— Потому, что по приказу тебя в нашей бригаде еще нет… Стребуй со своего войскового командира.
Все тут было по-казенному неуютно и неряшливо. Только окно чуть приоткрыли, а там приятно, словно живой, шевелил широкими зелеными листьями густой клен. И у меня, вопреки рассудку, появилось жалкое, детское утешение, что хоть немножко, до лагеря, побуду еще на воле. Взвалил сундучок на плечи и снова потащился на станцию.
В лагерь я приехал поздней и темной ночью. Ночевал в канцелярских сенях на узенькой скамейке, пригодной лишь для сидения. Было жестко, неудобно и холодно, а на сердце — невыносимо мерзко. Не успокаивали нарочитое смирение и терпеливость.
Гомон и шум в лагере начался очень рано. Но я уже успел и встать, и походить, и посидеть, и съесть кусок драчены и несколько ранетов, — и все еще долго-долго должен был ждать.

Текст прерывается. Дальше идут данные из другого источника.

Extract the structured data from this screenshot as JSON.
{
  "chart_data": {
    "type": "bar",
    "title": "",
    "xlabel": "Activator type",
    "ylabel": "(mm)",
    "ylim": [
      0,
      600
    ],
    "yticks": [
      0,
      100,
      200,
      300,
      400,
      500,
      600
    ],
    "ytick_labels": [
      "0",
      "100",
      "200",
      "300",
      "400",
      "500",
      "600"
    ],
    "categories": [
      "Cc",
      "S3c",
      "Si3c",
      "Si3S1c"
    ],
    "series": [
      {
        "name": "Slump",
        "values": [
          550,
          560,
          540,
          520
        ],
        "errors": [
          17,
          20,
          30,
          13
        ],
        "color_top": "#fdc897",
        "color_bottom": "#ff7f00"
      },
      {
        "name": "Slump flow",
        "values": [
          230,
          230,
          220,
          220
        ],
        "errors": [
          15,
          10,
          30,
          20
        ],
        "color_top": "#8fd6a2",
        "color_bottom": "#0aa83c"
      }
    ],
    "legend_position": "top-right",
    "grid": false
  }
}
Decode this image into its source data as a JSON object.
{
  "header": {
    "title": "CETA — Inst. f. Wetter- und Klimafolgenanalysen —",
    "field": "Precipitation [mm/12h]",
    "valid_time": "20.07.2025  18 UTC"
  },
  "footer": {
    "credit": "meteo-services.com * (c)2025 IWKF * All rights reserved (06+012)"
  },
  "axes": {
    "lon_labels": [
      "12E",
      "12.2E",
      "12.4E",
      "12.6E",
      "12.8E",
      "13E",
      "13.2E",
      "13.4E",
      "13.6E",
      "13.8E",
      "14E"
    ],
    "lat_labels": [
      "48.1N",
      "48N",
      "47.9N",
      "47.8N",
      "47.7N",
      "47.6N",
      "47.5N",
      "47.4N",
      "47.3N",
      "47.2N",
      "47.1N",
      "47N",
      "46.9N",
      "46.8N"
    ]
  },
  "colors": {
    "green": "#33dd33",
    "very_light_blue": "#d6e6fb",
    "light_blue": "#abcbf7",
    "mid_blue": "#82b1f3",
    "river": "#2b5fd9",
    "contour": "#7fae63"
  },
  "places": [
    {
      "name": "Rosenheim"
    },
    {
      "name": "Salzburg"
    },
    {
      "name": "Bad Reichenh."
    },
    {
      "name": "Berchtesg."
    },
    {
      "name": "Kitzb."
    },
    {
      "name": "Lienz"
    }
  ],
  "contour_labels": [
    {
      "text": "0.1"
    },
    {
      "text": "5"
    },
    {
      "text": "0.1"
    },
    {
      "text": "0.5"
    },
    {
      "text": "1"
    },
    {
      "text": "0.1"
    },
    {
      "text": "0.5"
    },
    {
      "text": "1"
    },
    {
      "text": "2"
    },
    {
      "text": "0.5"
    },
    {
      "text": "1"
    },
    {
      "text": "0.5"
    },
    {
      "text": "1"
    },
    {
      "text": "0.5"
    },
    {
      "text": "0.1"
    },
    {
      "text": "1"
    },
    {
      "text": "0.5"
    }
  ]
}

Сидел на канцелярском крылечке, на солнце, — будто спал, без живых мыслей, без всего.
Но вот пришел-таки фельдфебель, высокий рыжеватый детина, лет под тридцать, с небольшими и реденькими золотыми усиками. Взял мои бумаги, приказал писарю записать. Говоря, он клал на нижнюю губу два пальца, смачивал их, побренчав на губе и подкручивал золотые усики. На меня старался не смотреть.
Вдруг недалеко от канцелярии послышался шум и голоса. Раздалась зычная команда-выкрик: «Смирно-о-о!» Это шел в канцелярию командир батареи. И в канцелярии все забегали как угорелые. Фельдфебель выкрикнул:
— Встать! Смирно-о!
Все вскочили, вытянулись, окаменели. Показался высокий и будто задумавшийся о чем-то офицер, с усами и подстриженной бородкой.
— Здорово, братцы! — сказал он тихим и гнусавым голосом.
— Здравжлав, ва-скродь!!! — рявкнули во всю мощь и все в одно слово.